Artigo, Marcus Vinicius Gravina - Nem Bolsonaro, nem Lula

Marcus Vinicius Gravina é advogado no RS.


É isso mesmo. Nem Bolsonaro e nem Lula estão obrigados a devolverem os relógios recebidos dos governantes da Arábia Saudita e da França. Não há lei que os obriguem.   


Em meu artigo: “A maldição do Rolex’, publicado no Blog do Políbio Braga, de 15 de agosto, escrevi dizendo estar curioso para saber em que lei se baseara o inquérito aberto contra Bolsonaro, sobre o Rolex e qual a penalidade cabível.  


Pois, agora estou convencido de que a Lei 8.394/91 e o tardio decreto regulamentar 4.344/2002 são inaplicáveis. 


A Lei 8.394/91, combinada com o §1º do Art.216, é uma lei especial que resume em sua ementa seu limitado escopo, ou seja para o que veio: “dispõe sobre a preservação e proteção dos acervos documentais privados dos presidentes da República.”  


Assim todo o seu texto, de apenas 20 artigos, se manteve sem sair “fora das quatro linhas”. Embora pudesse, em nenhum momento a lei incluiu os bens materiais, como relógios, joias, espadas cravejadas e armas. 

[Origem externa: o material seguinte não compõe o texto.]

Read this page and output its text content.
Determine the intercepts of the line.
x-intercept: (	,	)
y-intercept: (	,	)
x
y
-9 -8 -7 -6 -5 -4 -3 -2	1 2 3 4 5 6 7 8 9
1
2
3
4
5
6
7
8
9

Em todos os dispositivos da lei, só se fala em “acervos documentais privados de Presidentes da República.  Entendem-se como documentos privados dos presidentes, exclusivamente, o acervo de interesse histórico.  


O único objetivo da lei é preservar a memória presidencial como um todo num conjunto integrado, compreendendo os acervos arquivísticos, bibliográficos e museológicos.  Nada menciona sobre joias ou relógios. 


Mas, também é verdade, que ao final do mandato presidencial os documentos tratados pela Secretaria de Documentação Histórica serão entregues aos ex-presidentes. Os documentos que constituem o acervo privado presidencial serão entregues, para fins de herança, doação ou venda. Em caso de venda a União terá a preferência de compra. Isso em caso de acervo documental.  Preste-se, atenção: acervos documentais. 


Insisto em afirmar. O inquérito sobre relógios e joias não possui amparo legal.  


A Portaria não passa de uma “gambiarra” legislativa do TCU. Ela foi apresentada como se tivesse força de lei, de forma inovadora. 


O professor J. Cretella Junior ao se referir ao mundo do direito leciona que a lei vem em primeiro lugar na frente de qualquer ordem do Estado em comunicação com os cidadãos. Sendo a Constituição Federal a mais alta delas.  


Abaixo da lei cabe espaço a um regulamento, normalmente, o Decreto, desde que não ofenda o texto legal regulamentado. No caso deste comentário o decreto não acrescentou como bens do acervo material, relógios e joias.  Não teve a pretensão de alterar a lei.  


O TCU, no entanto, resolveu encurtar o caminho do Poder Legislativo, e com a audácia aprendida do STF, resolveu legislar mediante Portaria.   


“É sabido que portaria não inova, não cria, não extingue, não modifica, por si qualquer impositivo da Ordem Jurídica em vigor. A Portaria interpreta o texto legal com fins executivos e não tem vida autônoma. Está impedida de criar direitos novos ou obrigações novas, não estabelecidas no texto básico”. 


Sem lei não há como penalizar os ex-presidentes que receberam e continuam com seus presentes, em relógios e joias. Convocar nova CPMI para investigá-los é aceitar mais um jogo sujo e desprezível. 


O que eles podem e devem fazer é promoverem ações judiciais contra os que os têm caluniados e difamados, sobre os presentes recebidos, a começar por empresas concessionárias do serviço público Nacional de difusão, redes de jornais e TVs.